O 1º vice-presidente Emmanuel Fortes, relator da norma, destaca que a regra foi pensada para estabelecimentos com menor número de médicos e com procedimentos de menor complexidade, sem reduzir as atribuições do diretor técnico. O objetivo é conferir maior economicidade a unidades com até 30 médicos, preservando as responsabilidades e assegurando supervisão periódica.

A 2ª vice-presidente Rosylane Rocha, também relatora, aponta que a atualização acompanha mudanças na organização dos serviços médicos e no avanço tecnológico e científico, que alteraram o perfil de muitos estabelecimentos. Ela ressalta a necessidade de ampliar a autorização para segmentos da medicina privada, mantendo cadastros alinhados à realidade e fortalecendo a fiscalização.

Segundo a nova regra, um diretor técnico pode liderar até dez unidades desde que não ultrapasse 30 médicos no conjunto. Para serviços de saúde do trabalhador, o limite permanece em três unidades por diretor técnico, dadas as particularidades da especialidade e das normas regulamentadoras.

O diretor técnico deve possuir título de especialista, salvo exceções legais, e deve comunicar aos Conselhos Regionais de Medicina todas as unidades sob sua responsabilidade. A supervisão presencial é obrigatória a cada 30 dias, com acompanhamento semanal em formato híbrido com a equipe local; em supervisões remotas, as principais deliberações precisam ser registradas em ata, especialmente aquelas sobre equipamentos de precisão.

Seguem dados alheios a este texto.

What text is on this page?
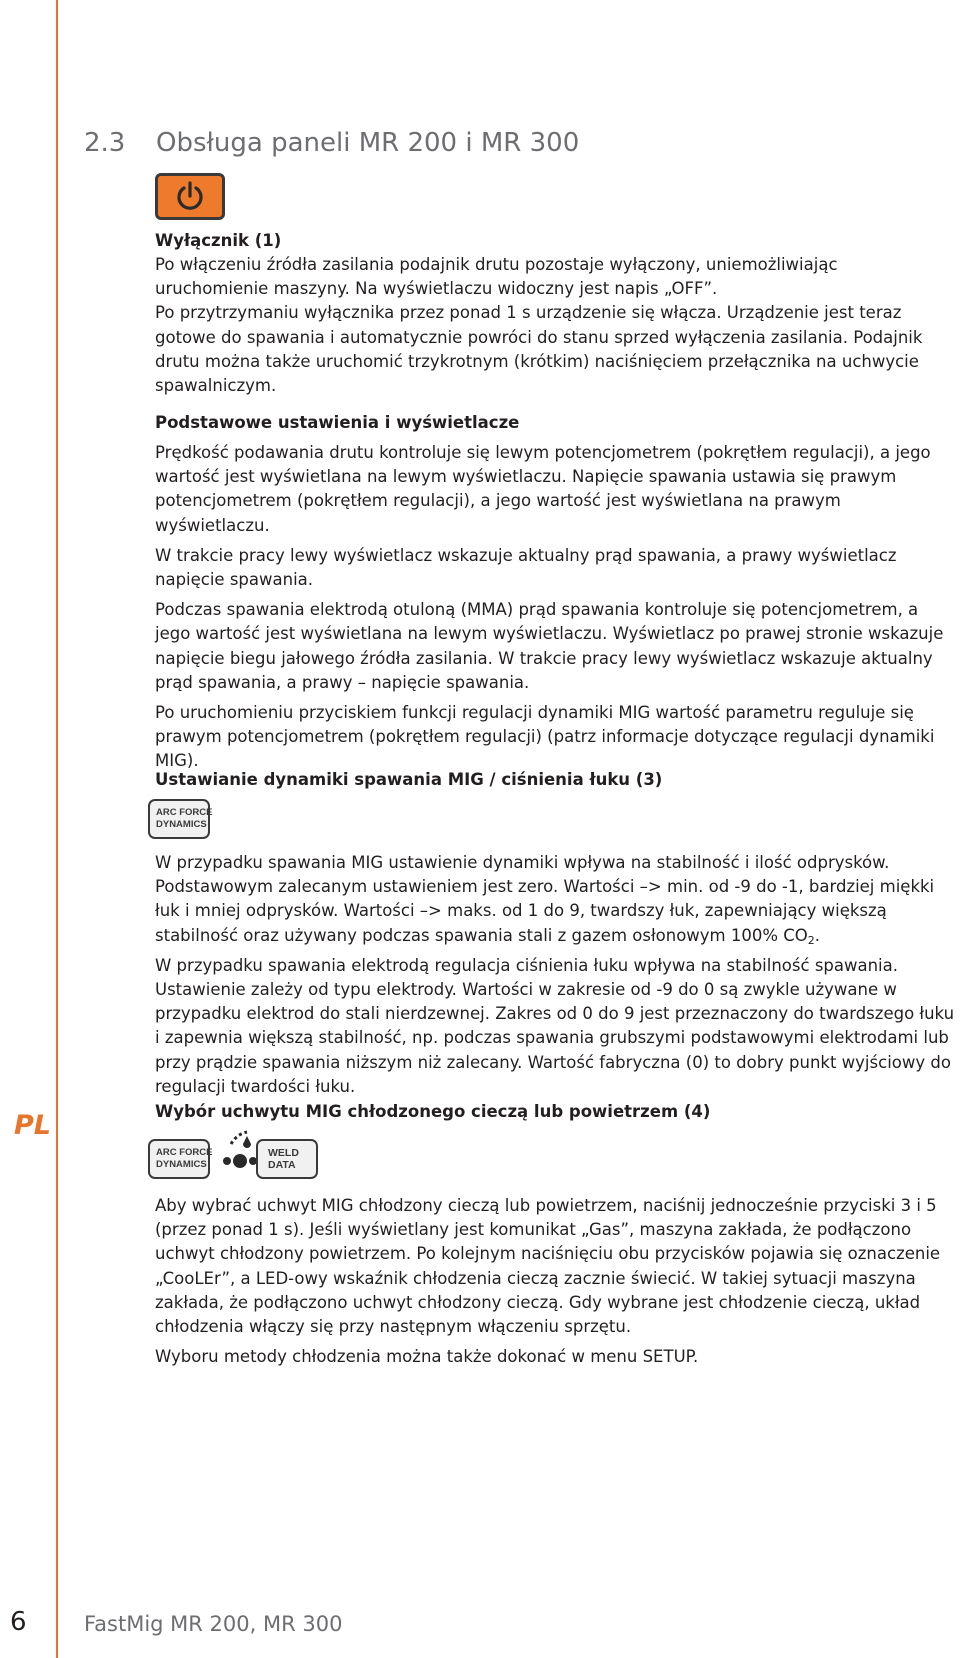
PL
2.3 Obsługa paneli MR 200 i MR 300
Wyłącznik (1)

Po włączeniu źródła zasilania podajnik drutu pozostaje wyłączony, uniemożliwiając uruchomienie maszyny. Na wyświetlaczu widoczny jest napis „OFF”.

Po przytrzymaniu wyłącznika przez ponad 1 s urządzenie się włącza. Urządzenie jest teraz gotowe do spawania i automatycznie powróci do stanu sprzed wyłączenia zasilania. Podajnik drutu można także uruchomić trzykrotnym (krótkim) naciśnięciem przełącznika na uchwycie spawalniczym.

Podstawowe ustawienia i wyświetlacze

Prędkość podawania drutu kontroluje się lewym potencjometrem (pokrętłem regulacji), a jego wartość jest wyświetlana na lewym wyświetlaczu. Napięcie spawania ustawia się prawym potencjometrem (pokrętłem regulacji), a jego wartość jest wyświetlana na prawym wyświetlaczu.

W trakcie pracy lewy wyświetlacz wskazuje aktualny prąd spawania, a prawy wyświetlacz napięcie spawania.

Podczas spawania elektrodą otuloną (MMA) prąd spawania kontroluje się potencjometrem, a jego wartość jest wyświetlana na lewym wyświetlaczu. Wyświetlacz po prawej stronie wskazuje napięcie biegu jałowego źródła zasilania. W trakcie pracy lewy wyświetlacz wskazuje aktualny prąd spawania, a prawy – napięcie spawania.

Po uruchomieniu przyciskiem funkcji regulacji dynamiki MIG wartość parametru reguluje się prawym potencjometrem (pokrętłem regulacji) (patrz informacje dotyczące regulacji dynamiki MIG).

Ustawianie dynamiki spawania MIG / ciśnienia łuku (3)
ARC FORCE
DYNAMICS

W przypadku spawania MIG ustawienie dynamiki wpływa na stabilność i ilość odprysków. Podstawowym zalecanym ustawieniem jest zero. Wartości –> min. od -9 do -1, bardziej miękki łuk i mniej odprysków. Wartości –> maks. od 1 do 9, twardszy łuk, zapewniający większą stabilność oraz używany podczas spawania stali z gazem osłonowym 100% $CO_2$.

W przypadku spawania elektrodą regulacja ciśnienia łuku wpływa na stabilność spawania. Ustawienie zależy od typu elektrody. Wartości w zakresie od -9 do 0 są zwykle używane w przypadku elektrod do stali nierdzewnej. Zakres od 0 do 9 jest przeznaczony do twardszego łuku i zapewnia większą stabilność, np. podczas spawania grubszymi podstawowymi elektrodami lub przy prądzie spawania niższym niż zalecany. Wartość fabryczna (0) to dobry punkt wyjściowy do regulacji twardości łuku.

Wybór uchwytu MIG chłodzonego cieczą lub powietrzem (4)
ARC FORCE
DYNAMICS
WELD
DATA

Aby wybrać uchwyt MIG chłodzony cieczą lub powietrzem, naciśnij jednocześnie przyciski 3 i 5 (przez ponad 1 s). Jeśli wyświetlany jest komunikat „Gas”, maszyna zakłada, że podłączono uchwyt chłodzony powietrzem. Po kolejnym naciśnięciu obu przycisków pojawia się oznaczenie „CooLEr”, a LED-owy wskaźnik chłodzenia cieczą zacznie świecić. W takiej sytuacji maszyna zakłada, że podłączono uchwyt chłodzony cieczą. Gdy wybrane jest chłodzenie cieczą, układ chłodzenia włączy się przy następnym włączeniu sprzętu.

Wyboru metody chłodzenia można także dokonać w menu SETUP.

6	FastMig MR 200, MR 300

A norma amplia duas formas de autorização, anteriormente restritas ao setor público pela Resolução 2.127/2015: uma para matriz e filiais com o mesmo CNPJ e outra que considera o CPF/CRM comum no quadro societário de várias empresas, aplicável, com exceção, às unidades de perícia médica.

Com a Resolução 2.467/2026, passam a abranger serviços de perícia médica, auditoria médica, postos de coleta para análises clínicas e sanguíneas e, excepcionalmente, unidades transfusionais, ampliando o alcance e fortalecendo a fiscalização. A norma entra em vigor 90 dias após a publicação.